Je suis né en Auvergne, dans le Puy-de-Dôme. Je suis un vrai Auvergnat et je le revendique, n’en déplaise à certains ! J’y retourne très souvent voir ma famille. Mon “algérianité” fait aussi partie de moi. Issu d’une double culture, je suis un binational, j’ai deux passeports… L’Algérie, terre de mes parents, de mes ancêtres, est très chère à mon cœur même si cela reste un peu de l’ordre du fantasme, car je ne vis pas la réalité quotidienne du pays. Mais je revendique mes deux identités : on en a le droit et personne ne peut nous le retirer !

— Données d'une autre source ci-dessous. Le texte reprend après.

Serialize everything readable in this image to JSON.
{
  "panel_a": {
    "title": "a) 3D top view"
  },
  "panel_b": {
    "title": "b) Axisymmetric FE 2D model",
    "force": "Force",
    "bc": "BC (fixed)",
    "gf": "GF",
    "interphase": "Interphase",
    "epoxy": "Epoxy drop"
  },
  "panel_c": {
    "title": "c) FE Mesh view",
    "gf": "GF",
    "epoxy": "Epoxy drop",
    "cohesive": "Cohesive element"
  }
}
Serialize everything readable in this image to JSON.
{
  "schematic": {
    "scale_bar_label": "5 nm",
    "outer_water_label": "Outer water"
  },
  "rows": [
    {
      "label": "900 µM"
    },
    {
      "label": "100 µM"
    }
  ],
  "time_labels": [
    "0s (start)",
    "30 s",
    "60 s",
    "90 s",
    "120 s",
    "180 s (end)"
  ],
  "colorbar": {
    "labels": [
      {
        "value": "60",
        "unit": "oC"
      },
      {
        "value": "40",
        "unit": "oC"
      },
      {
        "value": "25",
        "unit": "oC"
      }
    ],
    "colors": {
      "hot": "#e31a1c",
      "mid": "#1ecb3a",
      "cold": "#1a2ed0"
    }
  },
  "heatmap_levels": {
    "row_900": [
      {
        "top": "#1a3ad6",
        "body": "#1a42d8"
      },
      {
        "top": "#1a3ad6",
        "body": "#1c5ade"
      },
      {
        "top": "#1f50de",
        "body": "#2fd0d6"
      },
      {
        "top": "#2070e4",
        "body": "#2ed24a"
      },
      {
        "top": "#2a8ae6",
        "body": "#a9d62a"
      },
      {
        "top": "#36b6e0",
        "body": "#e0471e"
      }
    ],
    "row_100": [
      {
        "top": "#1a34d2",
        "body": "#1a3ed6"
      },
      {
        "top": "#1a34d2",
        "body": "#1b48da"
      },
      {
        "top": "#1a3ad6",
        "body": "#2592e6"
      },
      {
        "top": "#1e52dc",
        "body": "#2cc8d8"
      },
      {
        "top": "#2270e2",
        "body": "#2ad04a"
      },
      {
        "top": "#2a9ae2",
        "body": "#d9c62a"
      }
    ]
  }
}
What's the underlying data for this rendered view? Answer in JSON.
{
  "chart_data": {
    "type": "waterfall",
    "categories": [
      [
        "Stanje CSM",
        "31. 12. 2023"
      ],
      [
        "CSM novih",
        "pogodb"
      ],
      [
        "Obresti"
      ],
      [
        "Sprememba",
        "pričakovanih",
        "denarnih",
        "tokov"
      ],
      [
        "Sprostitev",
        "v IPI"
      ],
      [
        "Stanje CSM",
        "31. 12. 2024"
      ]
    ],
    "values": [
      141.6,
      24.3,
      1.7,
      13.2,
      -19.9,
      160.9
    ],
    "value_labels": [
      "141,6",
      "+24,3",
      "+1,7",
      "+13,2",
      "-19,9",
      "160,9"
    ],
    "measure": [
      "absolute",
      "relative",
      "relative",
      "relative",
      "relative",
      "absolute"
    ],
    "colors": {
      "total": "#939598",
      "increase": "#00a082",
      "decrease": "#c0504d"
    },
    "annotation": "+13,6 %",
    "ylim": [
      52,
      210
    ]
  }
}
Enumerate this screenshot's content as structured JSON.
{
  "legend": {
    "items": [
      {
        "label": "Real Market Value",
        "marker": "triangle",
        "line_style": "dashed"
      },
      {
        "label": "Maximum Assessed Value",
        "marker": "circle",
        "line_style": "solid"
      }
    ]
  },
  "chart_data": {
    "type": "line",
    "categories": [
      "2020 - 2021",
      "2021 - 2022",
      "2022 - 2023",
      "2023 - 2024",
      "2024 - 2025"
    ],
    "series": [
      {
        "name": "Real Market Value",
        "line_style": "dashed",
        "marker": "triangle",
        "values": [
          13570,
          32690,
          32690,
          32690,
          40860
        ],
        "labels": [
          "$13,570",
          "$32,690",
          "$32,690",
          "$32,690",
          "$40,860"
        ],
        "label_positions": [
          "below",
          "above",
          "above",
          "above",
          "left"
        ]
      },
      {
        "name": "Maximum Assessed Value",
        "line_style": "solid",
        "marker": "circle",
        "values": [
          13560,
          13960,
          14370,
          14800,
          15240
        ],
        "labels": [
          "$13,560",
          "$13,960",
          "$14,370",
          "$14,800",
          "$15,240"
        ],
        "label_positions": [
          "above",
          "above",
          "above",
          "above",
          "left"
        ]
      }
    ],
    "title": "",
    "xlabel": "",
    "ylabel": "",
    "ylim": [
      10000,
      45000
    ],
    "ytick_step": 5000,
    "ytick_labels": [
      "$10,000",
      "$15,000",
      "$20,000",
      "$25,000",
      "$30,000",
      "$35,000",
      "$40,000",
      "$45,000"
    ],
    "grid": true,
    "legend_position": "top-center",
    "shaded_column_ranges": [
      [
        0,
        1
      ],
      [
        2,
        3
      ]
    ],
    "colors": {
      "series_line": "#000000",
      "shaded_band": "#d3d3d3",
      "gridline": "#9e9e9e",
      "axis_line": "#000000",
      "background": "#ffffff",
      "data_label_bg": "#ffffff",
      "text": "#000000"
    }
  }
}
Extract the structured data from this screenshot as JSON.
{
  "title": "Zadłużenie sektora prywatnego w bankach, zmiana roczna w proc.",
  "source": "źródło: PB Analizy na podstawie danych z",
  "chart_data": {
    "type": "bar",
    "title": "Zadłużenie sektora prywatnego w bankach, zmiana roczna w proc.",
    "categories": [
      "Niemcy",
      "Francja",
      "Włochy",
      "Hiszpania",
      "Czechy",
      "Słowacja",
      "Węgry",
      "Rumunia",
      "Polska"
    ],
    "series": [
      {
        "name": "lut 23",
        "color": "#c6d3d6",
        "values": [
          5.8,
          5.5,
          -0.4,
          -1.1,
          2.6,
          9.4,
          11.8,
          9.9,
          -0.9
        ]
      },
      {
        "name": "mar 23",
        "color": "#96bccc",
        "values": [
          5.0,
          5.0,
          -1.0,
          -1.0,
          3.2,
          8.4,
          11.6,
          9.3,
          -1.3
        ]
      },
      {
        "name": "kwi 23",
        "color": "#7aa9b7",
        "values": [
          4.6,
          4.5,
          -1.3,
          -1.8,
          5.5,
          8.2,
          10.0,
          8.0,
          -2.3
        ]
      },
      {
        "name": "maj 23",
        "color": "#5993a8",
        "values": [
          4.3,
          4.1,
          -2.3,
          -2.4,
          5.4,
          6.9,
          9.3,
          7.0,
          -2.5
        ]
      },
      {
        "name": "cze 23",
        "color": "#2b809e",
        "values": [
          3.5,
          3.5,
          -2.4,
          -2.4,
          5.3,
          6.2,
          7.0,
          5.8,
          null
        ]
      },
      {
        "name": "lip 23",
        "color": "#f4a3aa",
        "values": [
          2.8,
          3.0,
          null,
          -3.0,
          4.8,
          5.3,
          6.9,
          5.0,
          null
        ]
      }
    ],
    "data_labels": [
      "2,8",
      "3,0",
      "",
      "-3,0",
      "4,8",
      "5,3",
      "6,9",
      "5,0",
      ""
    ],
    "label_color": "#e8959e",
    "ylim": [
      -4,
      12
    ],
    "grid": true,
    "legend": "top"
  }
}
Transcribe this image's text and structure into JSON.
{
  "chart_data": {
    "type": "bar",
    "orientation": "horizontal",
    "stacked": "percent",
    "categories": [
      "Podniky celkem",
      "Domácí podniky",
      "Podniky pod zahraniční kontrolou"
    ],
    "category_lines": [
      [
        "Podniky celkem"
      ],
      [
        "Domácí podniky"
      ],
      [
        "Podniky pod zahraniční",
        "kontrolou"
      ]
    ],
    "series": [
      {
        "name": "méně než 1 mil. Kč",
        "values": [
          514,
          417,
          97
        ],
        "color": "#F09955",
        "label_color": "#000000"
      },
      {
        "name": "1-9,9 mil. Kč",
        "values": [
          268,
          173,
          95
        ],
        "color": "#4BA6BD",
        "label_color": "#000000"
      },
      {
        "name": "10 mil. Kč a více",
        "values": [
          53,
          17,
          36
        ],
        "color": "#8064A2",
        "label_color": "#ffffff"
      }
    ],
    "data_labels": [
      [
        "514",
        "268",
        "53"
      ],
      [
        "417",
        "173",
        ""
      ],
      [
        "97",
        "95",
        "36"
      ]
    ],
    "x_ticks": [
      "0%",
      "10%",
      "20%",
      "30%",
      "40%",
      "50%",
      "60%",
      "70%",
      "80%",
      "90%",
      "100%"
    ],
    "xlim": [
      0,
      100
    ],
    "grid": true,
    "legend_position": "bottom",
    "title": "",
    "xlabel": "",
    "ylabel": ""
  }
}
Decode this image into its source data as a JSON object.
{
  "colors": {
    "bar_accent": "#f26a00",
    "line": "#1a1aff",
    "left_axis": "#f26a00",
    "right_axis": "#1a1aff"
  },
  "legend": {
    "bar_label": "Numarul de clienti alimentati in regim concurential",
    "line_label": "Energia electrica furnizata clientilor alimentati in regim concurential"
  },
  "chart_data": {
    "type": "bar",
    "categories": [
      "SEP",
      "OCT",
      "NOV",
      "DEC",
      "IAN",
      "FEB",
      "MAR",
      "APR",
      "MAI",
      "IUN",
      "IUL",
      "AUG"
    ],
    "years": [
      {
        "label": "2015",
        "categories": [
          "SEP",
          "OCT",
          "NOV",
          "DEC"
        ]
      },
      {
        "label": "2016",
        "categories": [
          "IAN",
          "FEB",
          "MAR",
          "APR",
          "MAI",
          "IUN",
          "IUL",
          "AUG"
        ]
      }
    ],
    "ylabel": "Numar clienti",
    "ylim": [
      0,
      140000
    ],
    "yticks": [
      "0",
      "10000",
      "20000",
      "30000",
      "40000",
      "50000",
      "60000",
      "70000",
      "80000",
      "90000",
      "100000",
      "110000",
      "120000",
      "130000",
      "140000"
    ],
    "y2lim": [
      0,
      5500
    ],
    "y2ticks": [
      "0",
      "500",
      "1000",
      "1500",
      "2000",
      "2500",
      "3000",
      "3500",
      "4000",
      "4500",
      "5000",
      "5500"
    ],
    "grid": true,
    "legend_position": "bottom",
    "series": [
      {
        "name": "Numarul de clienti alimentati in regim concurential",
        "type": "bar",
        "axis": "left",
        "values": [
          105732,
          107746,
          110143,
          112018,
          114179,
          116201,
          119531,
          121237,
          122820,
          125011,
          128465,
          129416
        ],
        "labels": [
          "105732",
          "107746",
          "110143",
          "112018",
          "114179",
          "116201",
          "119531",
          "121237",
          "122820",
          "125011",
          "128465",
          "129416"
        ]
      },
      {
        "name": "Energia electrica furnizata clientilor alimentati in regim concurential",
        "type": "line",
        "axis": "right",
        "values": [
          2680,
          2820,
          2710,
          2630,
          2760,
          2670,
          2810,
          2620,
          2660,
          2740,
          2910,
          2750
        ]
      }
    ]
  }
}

Pensez-vous que le cinéma français a évolué sur la place des minorités à l’écran depuis vos débuts ?
Il y a une évolution, mais elle est extrêmement lente. Je croyais que ça bougerait plus vite. En plus, avec ce relent d’islamophobie, beaucoup sont dans une espèce de fantasme, complètement faux, sur cette population française d’origine maghrébine. En 2016, j’ai joué dans le film Le ciel attendra, de Marie-Castille Mention-Schaar, qui parle de la radicalisation de deux jeunes filles prêtes à partir en Syrie. Ce film témoigne d’une réalité complexe, qui n’est pas celle que l’on croit. On sort de la caricature : la famille maghrébine est comme les autres, avec ses problèmes, ses blessures. Il n’y a pas un islamiste ou un délinquant. On nous montre toujours le pire côté, c’est fatigant ! Heureusement, beaucoup de réalisateurs et réalisatrices d’origine maghrébine mettent la main à la pâte. Eux, savent de quoi ils parlent. C’est de cette manière que les choses continueront d’évoluer.
Vous avez écrit un film que vous comptez réaliser et interpréter. De quoi parle-t-il ?
C’est une comédie sur l’identité, les origines… Tout est dit dans le titre : Moi, l’Auvergnat ! Je me suis inspiré de situations vécues, mais je les ai romancées. Ce n’est pas mon histoire, j’ai inventé une vraie fiction. Je veux parler de toutes ces personnes nées ici, qui parlent et pensent français depuis toujours, et qu’on continue à considérer comme des étrangers ! On ne demande qu’une chose : vivre pleinement notre citoyenneté, comme tout le monde. Il faut arrêter de croire qu’il y a une cinquième colonne qui veut saper la République ou je ne sais quoi ! Mes parents n’ont jamais fait de mal à personne. Ils m’ont toujours appris à respecter l’autre, quelles que soient sa religion, son origine.